Ses craintes sont bien fondées, ont déclaré des experts. « Lorsque vous battez les poumons, ce qui se produit lorsque vous respirez de la fumée, les mécanismes de défense sont dépassés », a déclaré Katharine Hammond, professeur de sciences de la santé environnementale à l'Université de Californie à Berkeley.

« Il y a une grande différence s'il y a un peu de fumée ou beaucoup de fumée », a-t-elle ajouté. « Ce sont des compromis qui doivent être soigneusement réfléchis. »
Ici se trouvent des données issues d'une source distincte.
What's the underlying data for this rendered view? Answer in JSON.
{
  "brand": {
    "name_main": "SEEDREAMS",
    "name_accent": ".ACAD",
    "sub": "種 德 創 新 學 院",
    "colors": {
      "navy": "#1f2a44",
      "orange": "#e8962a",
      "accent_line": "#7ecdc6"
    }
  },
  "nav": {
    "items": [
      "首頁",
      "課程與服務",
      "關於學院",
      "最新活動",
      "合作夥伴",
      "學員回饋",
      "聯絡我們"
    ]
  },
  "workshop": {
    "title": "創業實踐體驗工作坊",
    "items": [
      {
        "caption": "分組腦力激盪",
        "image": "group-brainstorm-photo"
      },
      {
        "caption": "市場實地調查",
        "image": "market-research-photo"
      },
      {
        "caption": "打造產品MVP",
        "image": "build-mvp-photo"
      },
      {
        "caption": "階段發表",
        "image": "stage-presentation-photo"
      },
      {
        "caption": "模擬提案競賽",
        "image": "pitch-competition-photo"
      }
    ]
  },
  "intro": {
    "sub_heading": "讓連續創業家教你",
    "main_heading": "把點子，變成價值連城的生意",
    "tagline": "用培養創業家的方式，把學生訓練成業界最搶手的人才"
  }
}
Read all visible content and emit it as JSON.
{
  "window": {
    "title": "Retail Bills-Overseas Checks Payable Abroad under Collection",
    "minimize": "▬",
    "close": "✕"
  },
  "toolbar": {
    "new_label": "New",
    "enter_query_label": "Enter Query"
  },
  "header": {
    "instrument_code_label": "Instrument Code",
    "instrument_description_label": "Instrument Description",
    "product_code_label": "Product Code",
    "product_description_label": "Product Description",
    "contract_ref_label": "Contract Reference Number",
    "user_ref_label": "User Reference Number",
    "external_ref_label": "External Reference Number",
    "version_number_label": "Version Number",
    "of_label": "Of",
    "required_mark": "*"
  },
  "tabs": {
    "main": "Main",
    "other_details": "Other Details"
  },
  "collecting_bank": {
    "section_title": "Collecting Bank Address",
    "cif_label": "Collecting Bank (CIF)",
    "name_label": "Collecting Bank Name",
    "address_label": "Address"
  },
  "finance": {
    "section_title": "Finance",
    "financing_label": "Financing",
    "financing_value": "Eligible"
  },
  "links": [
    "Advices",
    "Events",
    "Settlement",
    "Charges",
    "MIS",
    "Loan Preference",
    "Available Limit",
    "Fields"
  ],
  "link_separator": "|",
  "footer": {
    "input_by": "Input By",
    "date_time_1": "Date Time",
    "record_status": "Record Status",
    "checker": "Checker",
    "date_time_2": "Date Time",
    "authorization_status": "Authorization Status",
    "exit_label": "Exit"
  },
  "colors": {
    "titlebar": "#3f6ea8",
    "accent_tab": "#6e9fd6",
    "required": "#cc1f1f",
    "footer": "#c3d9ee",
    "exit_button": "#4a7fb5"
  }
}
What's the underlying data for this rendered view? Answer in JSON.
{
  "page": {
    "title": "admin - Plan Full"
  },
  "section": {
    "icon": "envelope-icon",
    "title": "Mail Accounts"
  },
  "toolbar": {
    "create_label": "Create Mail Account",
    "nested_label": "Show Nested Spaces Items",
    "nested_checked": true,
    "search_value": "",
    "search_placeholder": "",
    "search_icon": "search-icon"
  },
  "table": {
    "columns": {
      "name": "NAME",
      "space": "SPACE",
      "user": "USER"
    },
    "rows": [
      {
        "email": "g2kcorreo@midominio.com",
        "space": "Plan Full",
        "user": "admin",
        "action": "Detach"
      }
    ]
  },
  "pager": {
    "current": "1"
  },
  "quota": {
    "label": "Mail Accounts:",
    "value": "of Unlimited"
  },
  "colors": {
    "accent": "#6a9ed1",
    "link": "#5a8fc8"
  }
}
Voici ce que vous avez peut-être manqué au cours du week-end

Dans l'intervalle, les voisins se sont réunis de nouvelles façons, comme le montre le Times dans cette pièce visuelle. À Los Angeles, par exemple, des voisins autrefois anonymes cueillent et donnent des agrumes.

Jill Cowan a grandi dans le comté d'Orange, est allée à l'école à U.C y compris la Bay Area, Bakersfield et Los Angeles – mais elle veut toujours en voir plus

California Today est édité par Julie Bloom, qui a grandi à Los Angeles et est diplômée de l'U.C. Berkeley.